# Fish Trap



## LIONHEAD (Nov 29, 2007)

Looking for some ideas on catching a Flyin fox that has gottin to big for the tank, AN HIS OWN GOOD, WITH OUT disturbing the plants. very heavy planted 75 gal. A net has been:Cry: to say the least.Any ideas on building a trap out of a clear water bottle.....ANY HELP WOULD BE GREAT. THANKS.......


----------



## bartoli (May 8, 2006)

I never had flying fox. In a heavily planted tank I always use two nets - one stationed at the front right next to the glass; the other hurls the fish to the stationed net.
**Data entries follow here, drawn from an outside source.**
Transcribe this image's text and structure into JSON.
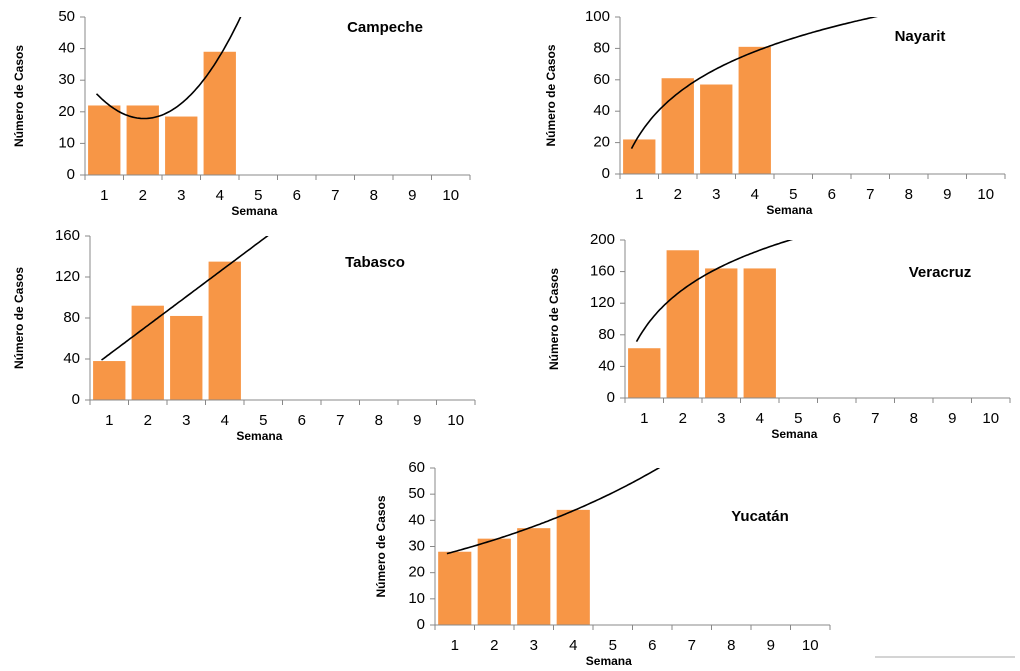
{
  "chart_data": [
    {
      "type": "bar",
      "title": "Campeche",
      "x_label": "Semana",
      "y_label": "Número de Casos",
      "categories": [
        "1",
        "2",
        "3",
        "4",
        "5",
        "6",
        "7",
        "8",
        "9",
        "10"
      ],
      "values": [
        22,
        22,
        18.5,
        39,
        null,
        null,
        null,
        null,
        null,
        null
      ],
      "color": "#f79646",
      "ylim": [
        0,
        50
      ],
      "yticks": [
        0,
        10,
        20,
        30,
        40,
        50
      ],
      "trendline": "poly2"
    },
    {
      "type": "bar",
      "title": "Nayarit",
      "x_label": "Semana",
      "y_label": "Número de Casos",
      "categories": [
        "1",
        "2",
        "3",
        "4",
        "5",
        "6",
        "7",
        "8",
        "9",
        "10"
      ],
      "values": [
        22,
        61,
        57,
        81,
        null,
        null,
        null,
        null,
        null,
        null
      ],
      "color": "#f79646",
      "ylim": [
        0,
        100
      ],
      "yticks": [
        0,
        20,
        40,
        60,
        80,
        100
      ],
      "trendline": "log"
    },
    {
      "type": "bar",
      "title": "Tabasco",
      "x_label": "Semana",
      "y_label": "Número de Casos",
      "categories": [
        "1",
        "2",
        "3",
        "4",
        "5",
        "6",
        "7",
        "8",
        "9",
        "10"
      ],
      "values": [
        38,
        92,
        82,
        135,
        null,
        null,
        null,
        null,
        null,
        null
      ],
      "color": "#f79646",
      "ylim": [
        0,
        160
      ],
      "yticks": [
        0,
        40,
        80,
        120,
        160
      ],
      "trendline": "linear"
    },
    {
      "type": "bar",
      "title": "Veracruz",
      "x_label": "Semana",
      "y_label": "Número de Casos",
      "categories": [
        "1",
        "2",
        "3",
        "4",
        "5",
        "6",
        "7",
        "8",
        "9",
        "10"
      ],
      "values": [
        63,
        187,
        164,
        164,
        null,
        null,
        null,
        null,
        null,
        null
      ],
      "color": "#f79646",
      "ylim": [
        0,
        200
      ],
      "yticks": [
        0,
        40,
        80,
        120,
        160,
        200
      ],
      "trendline": "log"
    },
    {
      "type": "bar",
      "title": "Yucatán",
      "x_label": "Semana",
      "y_label": "Número de Casos",
      "categories": [
        "1",
        "2",
        "3",
        "4",
        "5",
        "6",
        "7",
        "8",
        "9",
        "10"
      ],
      "values": [
        28,
        33,
        37,
        44,
        null,
        null,
        null,
        null,
        null,
        null
      ],
      "color": "#f79646",
      "ylim": [
        0,
        60
      ],
      "yticks": [
        0,
        10,
        20,
        30,
        40,
        50,
        60
      ],
      "trendline": "exp"
    }
  ]
}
It worked every time, quick, and did not cause too much stress to the fish.


----------



## cs_gardener (Apr 28, 2006)

For a bottle trap you cut off the top of the water bottle right just below where the "top" changes to "side" and the bottle is at it's widest. Then invert the top into the bottom, friction should keep the two pieces together or you can punch a couple holes and tie them together (use something like twist ties that's easy to undo so you can empty the trap easily). I normally punch some small holes in the sides and bottom of the bottle so there is a little water circulation through the trap and it's easier to sink it. Then put a tempting treat in the bottle and rest it on it's side near where your target fish likes to hang out. When I'm trying to catch guppies I wedge the trap in driftwood near the top of the tank, for corys I place the trap on the substrate. In 10-15 minutes you should have some fish in there, it may take a few tries to get the fish you're after but at least it doesn't destroy your tank. Be careful not to leave any fish in the trap too long and don't put much food in there to avoid having the fish die from poor water quality in the trap.


----------



## xdoomsongx (Jun 27, 2008)

Would using a larger bottle with a small enough opening help with water quality issues if you wanted to leave it in say over night?


----------



## wrkucera (Jan 6, 2008)

the two net system always worked for me.


----------



## Tex Gal (Nov 1, 2007)

I stuck a water bottle trap in my tank (with holes) to catch some of my shrimp. I stuck shrimp food in there. I figured that only the little fish would go in since I used a 12 oz bottle. In the morning I found 2 flying foxes 2 shrimp and 2 cory in the trap. It was wall to wall fish in there. Everyone was fine, just not happy. My flying foxes are about 3+". If you have enough holes I think they'll be ok.


----------